Kyrios has worked extensively with Dr Randy Frost, the American author of The New York Times bestseller Stuff, and points out that we live in an age where we have simply too many possessions - a consumerist glut of unwanted and obsolete ephemera.
"What do we do with things that are kind of OK? Do we throw them away? Give them away?" Kyrios asks. "Many of us can make those decisions - people with a hoarding problem can't."
It is difficult to grasp why people hoard. Sexton has had a tough life, including a violent marriage marked by beatings "between the neck and the knees", so no one could see the damage done. Her children had their own problems. She took in street kids and was robbed often.
The Australian Psychological Society sends Kyrios all over the country, training psychologists to understand, diagnose and treat the condition.
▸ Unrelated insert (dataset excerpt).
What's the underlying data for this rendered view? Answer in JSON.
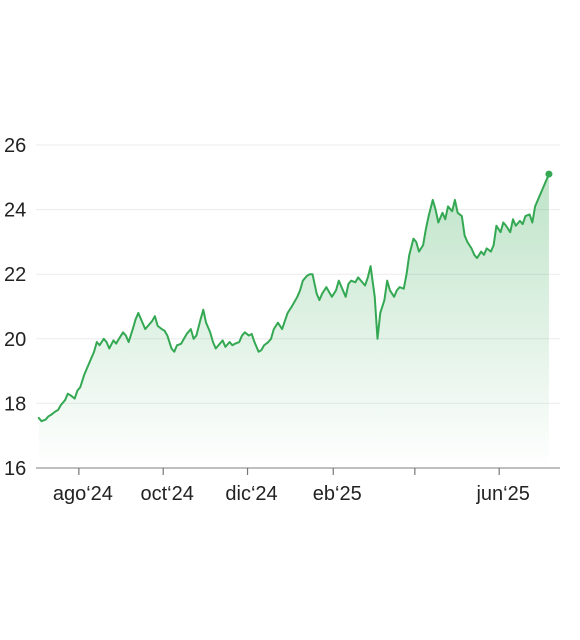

When his clients say that they need to keep something, he poses a simple question: How is that working out for you?
"You're not sleeping in your room. You've got nowhere to shower or cook, and no one's been in your house for 20 years. So how is this going for you? Because I'm not seeing a lot of joy - I'm seeing you isolated and depressed and in poor health."
Hoarding was only recognised as a distinct mental disorder in May, listed in the DSM-V (the ''psychiatrists' bible"). There is a distinct lack of a standardised response. Is it an aged care problem? A social services problem? No agency has taken ownership.
"I want my home back," Sexton says quietly, her plaintive tone a mix of hope and desperation. "I want to live like a normal person.''
''And if I get that far, I want to volunteer to help other people in my position because I know what it's like - it's sheer hell."